Konkurrenz aus Asien Philips steigt komplett aus dem TV-Geschäft aus

Das Elektronikunternehmen Philips wird künftig keine TV-Geräte mehr verkaufen. Damit zieht der Traditionskonzern nach mehreren Jahrzehnten einen Schlussstrich. Der Name Philips wird jedoch bleiben.
Philips-Zentrale in Amsterdam: Abschied aus dem Fernseher-Business

Philips-Zentrale in Amsterdam: Abschied aus dem Fernseher-Business

Foto: imago

Amsterdam - Das niederländische Unternehmen Philips zieht sich komplett aus dem TV-Geschäft zurück: Das Unternehmen werde seinen restlichen Anteil von 30 Prozent am Gemeinschaftsunternehmen TP Vision an seinen taiwanesischen Partner verkaufen, teilte Philips am Montag mit . Die entsprechenden Verträge sollen demnach im ersten Quartal dieses Jahres unterzeichnet werden. Die Mehrheit der Anteile hatte Philips   bereits vor zwei Jahren an TPV Technology verkauft.

TPV darf weiter TV-Geräte unter der Marke Philips verkaufen. Dafür erhalten die Niederländer jährlich 2,2 Prozent des Verkaufserlöses als Lizenz-Gebühren, mindestens jedoch 40 Millionen Euro. Zum Abschluss des Joint-Ventures investiert Philips einmalig 50 Millionen Euro. "Damit geben wir dem Unternehmen eine gute Ausgangsposition, um auf dem extrem dynamischen und umkämpften TV-Markt erfolgreich zu sein", sagte Philips-Chef Frans van Houten.
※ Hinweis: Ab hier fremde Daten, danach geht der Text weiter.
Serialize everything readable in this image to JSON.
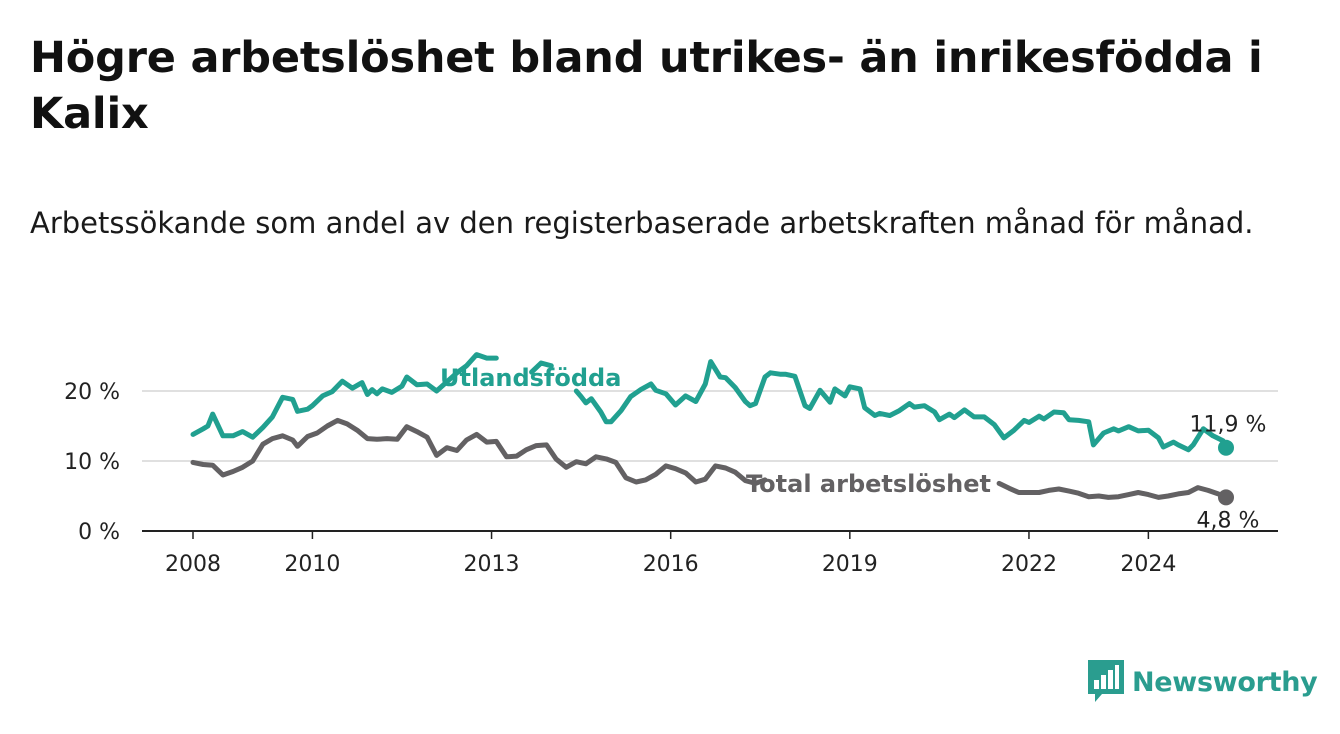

"Die Chancen stehen nicht schlecht, dass der erste Fernseher, den Sie jemals sahen, ein Philips Fernseher war", heißt es auf der Internetseite des Unternehmens. "Bereits seit den vierziger Jahren sind wir die Vorreiter in der Fernsehbranche."

Die Niederländer konzentrieren sich auf die gewinnträchtigen Sparten Gesundheitstechnik, Licht und kleine Haushaltsgeräte. Vor gut zwei Jahren hatte Philips mit dem Umbau des Unternehmens begonnen: Im dritten Quartal 2013 war der Netto-Gewinn auf 281 Millionen Euro gestiegen, im Vergleich zu 105 Millionen im Vorjahreszeitraum.

Ähnlich wie der deutsche Hersteller Loewe leidet Philips unter der asiatischen Konkurrenz und will die Unterhaltungselektronik insgesamt abstoßen. Der Verkauf des Geschäfts etwa mit Kopfhörern, Lautsprechern, MP3- oder DVD-Playern an den japanischen Funai-Konzern war im vergangenen Jahr nach einem Streit beider Firmen gescheitert.

Gespräche über Stellenabbau bei Loewe

Bei Loewe   haben Gespräche zwischen Management und Arbeitnehmervertretern über den Stellenabbau begonnen. Mit Ergebnissen werde nicht vor Freitag gerechnet, sagte ein Sprecher der IG Metall. Der Aufsichtsrat von Loewe kündigte seinen Rückzug an: Alle sechs Mitglieder des Kontrollgremiums legten ihre Ämter zum 18. Februar nieder, teilte das Unternehmen mit. Grund sei die Investorenlösung für Loewe.

Vergangene Woche war bekanntgeworden, dass eine Investorengruppe um den früheren Europa-Chef des Computerriesen Apple, Jan Gesmar-Larsen, Loewe übernehmen will. Neben Gesmar-Larsen gehören von Februar an die beiden Münchner Unternehmer Constantin Sepmeier und Stefan Kalmund sowie frühere Manager des dänischen Luxus-HiFi-Produzenten Bang & Olufsen zu den Eignern.